Further, AL 822-1 (the other skull AiG brings up) has the occipital bone, foramen magnum and other aspects of anatomy needed to calculate the FMI. When you do so you get a figure of 23%, compared to the 24% calculated from the reconstruction of AL 444-2.* Not bad at all. This concordance may explain why they try and dismiss AL 822-1, arguing

“That specimen was rebuilt from over 200 fragments. It contains only one small portion of the foramen’s margin on a fragment from the right side…We would submit that the “anterior migration” of the afarensis foramen magnum occurred not deep in the evolutionary history of humanity but quite possibly sometime after 1992 in the laboratory.”
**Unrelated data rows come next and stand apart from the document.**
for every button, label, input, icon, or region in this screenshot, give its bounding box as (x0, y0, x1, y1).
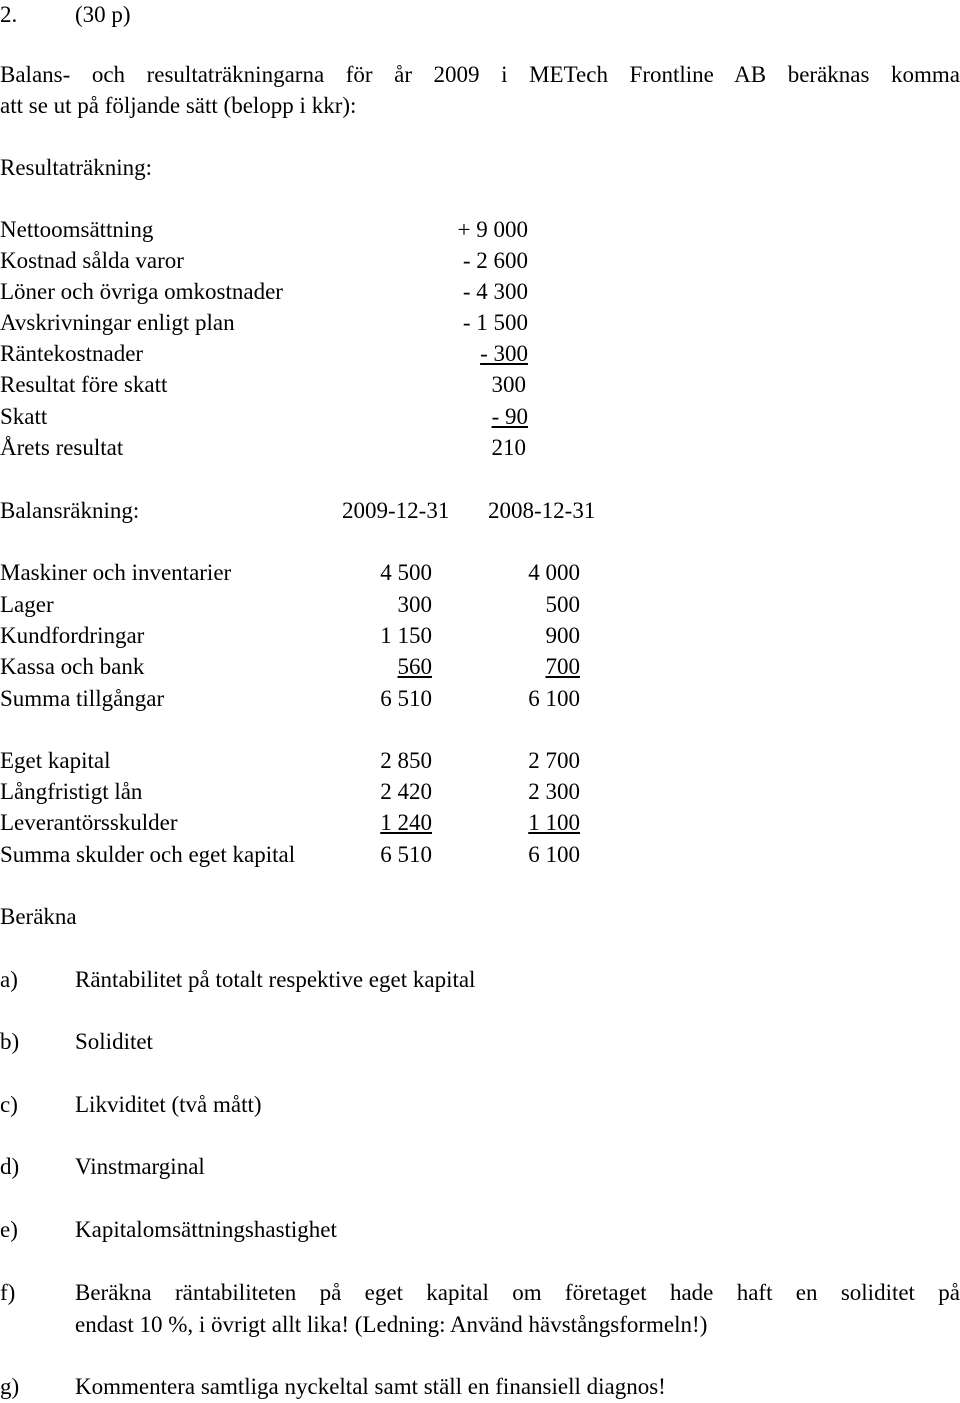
income-row-value: - 4 300 (462, 279, 528, 304)
question-points: (30 p) (75, 2, 131, 27)
income-row-label: Kostnad sålda varor (0, 248, 184, 273)
task-letter: g) (0, 1374, 20, 1399)
balance-row-v2: 700 (545, 654, 580, 679)
task-letter: f) (0, 1280, 16, 1305)
task-letter: e) (0, 1217, 18, 1242)
task-text-line-1: Beräkna räntabiliteten på eget kapital om företaget hade haft en soliditet på (75, 1280, 960, 1305)
income-row-label: Räntekostnader (0, 341, 144, 366)
balance-row-v1: 2 420 (380, 779, 432, 804)
task-text: Soliditet (75, 1029, 153, 1054)
task-text-line-2: endast 10 %, i övrigt allt lika! (Ledning: Använd hävstångsformeln!) (75, 1312, 708, 1337)
balance-row-label: Summa skulder och eget kapital (0, 842, 296, 867)
task-letter: b) (0, 1029, 20, 1054)
balance-col-header-2009: 2009-12-31 (342, 498, 450, 523)
intro-line-2: att se ut på följande sätt (belopp i kkr): (0, 93, 357, 118)
balance-row-v1: 1 150 (380, 623, 432, 648)
income-row-label: Skatt (0, 404, 48, 429)
balance-row-v1: 4 500 (380, 560, 432, 585)
task-letter: d) (0, 1154, 20, 1179)
task-text: Likviditet (två mått) (75, 1092, 262, 1117)
balance-row-label: Långfristigt lån (0, 779, 143, 804)
income-row-label: Nettoomsättning (0, 217, 154, 242)
task-text: Räntabilitet på totalt respektive eget kapital (75, 967, 476, 992)
balance-row-v2: 2 300 (528, 779, 580, 804)
task-text: Vinstmarginal (75, 1154, 205, 1179)
income-row-value: - 1 500 (462, 310, 528, 335)
income-row-value: - 2 600 (462, 248, 528, 273)
balance-row-v2: 6 100 (528, 842, 580, 867)
balance-row-v2: 2 700 (528, 748, 580, 773)
income-row-value: 210 (491, 435, 526, 460)
balance-row-v2: 4 000 (528, 560, 580, 585)
balance-row-label: Leverantörsskulder (0, 810, 178, 835)
balance-row-v2: 900 (545, 623, 580, 648)
balance-row-label: Summa tillgångar (0, 686, 165, 711)
balance-row-v1: 300 (397, 592, 432, 617)
task-text: Kommentera samtliga nyckeltal samt ställ en finansiell diagnos! (75, 1374, 666, 1399)
balance-row-v1: 2 850 (380, 748, 432, 773)
balance-row-v1: 560 (397, 654, 432, 679)
income-row-value: - 90 (491, 404, 528, 429)
task-letter: a) (0, 967, 18, 992)
balance-sheet-heading: Balansräkning: (0, 498, 140, 523)
balance-row-v2: 500 (545, 592, 580, 617)
income-row-value: + 9 000 (457, 217, 528, 242)
balance-row-v1: 6 510 (380, 686, 432, 711)
question-number: 2. (0, 2, 18, 27)
balance-row-label: Maskiner och inventarier (0, 560, 232, 585)
income-row-label: Årets resultat (0, 435, 124, 460)
balance-row-label: Lager (0, 592, 54, 617)
balance-col-header-2008: 2008-12-31 (488, 498, 596, 523)
income-row-label: Avskrivningar enligt plan (0, 310, 235, 335)
tasks-heading: Beräkna (0, 904, 77, 929)
balance-row-label: Kundfordringar (0, 623, 145, 648)
income-row-label: Löner och övriga omkostnader (0, 279, 283, 304)
balance-row-label: Eget kapital (0, 748, 111, 773)
task-letter: c) (0, 1092, 18, 1117)
balance-row-v2: 6 100 (528, 686, 580, 711)
income-statement-heading: Resultaträkning: (0, 155, 153, 180)
balance-row-v1: 1 240 (380, 810, 432, 835)
income-row-value: 300 (491, 372, 526, 397)
income-row-label: Resultat före skatt (0, 372, 168, 397)
task-text: Kapitalomsättningshastighet (75, 1217, 337, 1242)
balance-row-label: Kassa och bank (0, 654, 145, 679)
income-row-value: - 300 (480, 341, 528, 366)
balance-row-v2: 1 100 (528, 810, 580, 835)
balance-row-v1: 6 510 (380, 842, 432, 867)
intro-line-1: Balans- och resultaträkningarna för år 2009 i METech Frontline AB beräknas komma (0, 62, 960, 87)
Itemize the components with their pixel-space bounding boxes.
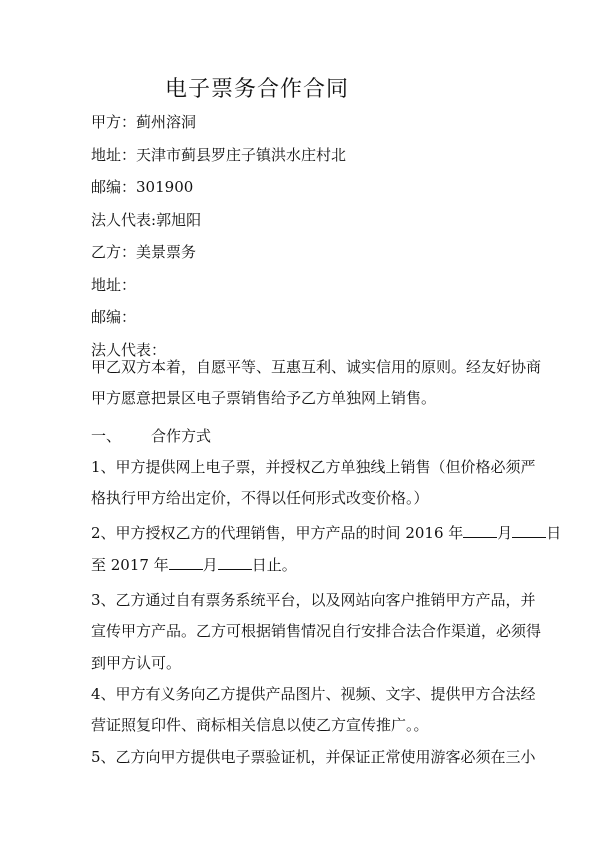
value: 301900	[136, 178, 194, 196]
party-a-address	[91, 139, 346, 172]
label: 法人代表：	[91, 340, 167, 359]
clause-line: 宣传甲方产品。乙方可根据销售情况自行安排合法合作渠道，必须得	[91, 622, 542, 641]
text: 日	[546, 524, 562, 543]
contract-body	[91, 352, 561, 773]
value: 天津市蓟县罗庄子镇洪水庄村北	[136, 145, 347, 164]
intro-line: 甲乙双方本着，自愿平等、互惠互利、诚实信用的原则。经友好协商	[91, 358, 542, 376]
blank-field	[218, 555, 252, 570]
label: 邮编：	[91, 308, 137, 326]
party-a-postcode	[91, 171, 346, 204]
clause-line: 4、甲方有义务向乙方提供产品图片、视频、文字、提供甲方合法经	[91, 684, 536, 703]
text: 日止。	[251, 555, 297, 574]
party-b-postcode	[91, 301, 346, 334]
text: 月	[202, 555, 218, 574]
party-b-address	[91, 269, 346, 302]
text: 至 2017 年	[91, 555, 169, 574]
section-number: 一、	[91, 426, 122, 445]
section-heading	[91, 421, 561, 452]
clause-line: 3、乙方通过自有票务系统平台，以及网站向客户推销甲方产品，并	[91, 591, 536, 610]
clause-line: 5、乙方向甲方提供电子票验证机，并保证正常使用游客必须在三小	[91, 747, 536, 766]
clause-line: 1、甲方提供网上电子票，并授权乙方单独线上销售（但价格必须严	[91, 457, 536, 476]
text: 月	[497, 524, 513, 543]
party-info	[91, 106, 346, 366]
clause-line: 到甲方认可。	[91, 653, 182, 672]
label: 地址：	[91, 145, 137, 164]
party-b	[91, 236, 346, 269]
label: 甲方：	[91, 113, 137, 131]
section-title: 合作方式	[151, 426, 212, 445]
label: 地址：	[91, 275, 137, 294]
value: 蓟州溶洞	[136, 113, 197, 131]
value: 郭旭阳	[156, 210, 202, 229]
label: 邮编：	[91, 178, 137, 196]
blank-field	[169, 555, 203, 570]
blank-field	[512, 523, 546, 538]
clause-line: 格执行甲方给出定价，不得以任何形式改变价格。）	[91, 489, 429, 508]
clause-line	[91, 550, 561, 581]
intro-line: 甲方愿意把景区电子票销售给予乙方单独网上销售。	[91, 389, 437, 408]
clause-line	[91, 518, 561, 549]
value: 美景票务	[136, 243, 197, 261]
label: 法人代表:	[91, 210, 157, 229]
clause-line: 营证照复印件、商标相关信息以使乙方宣传推广。。	[91, 716, 429, 735]
blank-field	[463, 523, 497, 538]
document-title: 电子票务合作合同	[165, 77, 350, 102]
label: 乙方：	[91, 243, 137, 261]
party-a	[91, 106, 346, 139]
text: 2、甲方授权乙方的代理销售，甲方产品的时间 2016 年	[91, 524, 464, 543]
party-a-rep	[91, 204, 346, 237]
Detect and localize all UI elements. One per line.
Of course, this is simply a smear campaign. They provide no evidence of any misdoings in the lab; nor anatomical justification for why the reconstruction is suspect. It’s just handwaving talk of “oooo biases” and “oooo incomplete skull” with no real meat to it.  Still, it would be nice to have a complete skull to remove any lingering doubts of bias. Boy wouldn’t that really give AiG’s argument a good beatdown. But if such a specimen existed, surely AiG would’ve brought it up because they are intellectually honest. Since they didn’t that must mean it doesn’t exist.

Oh wait…

Alas this is not quite definitive proof of my position since it is the skull of a juvenile; and the foramen magnum can move during development. Nonetheless it is located in a much more human-like position than an ape of comparable age. When this fact is combined with the relatively high FMI of the other skulls (as well as other examples of the foramen magnum not discussed here) I think it’s more than enough evidence for the idea that Australopithecus afarensis had a foramen magnum suited for bipedal locomotion.

*The range of the FMI for Au. afarensis is 19-24%. However, the lowest value is still significantly higher than the value for chimps and the average value (22%) is even more so.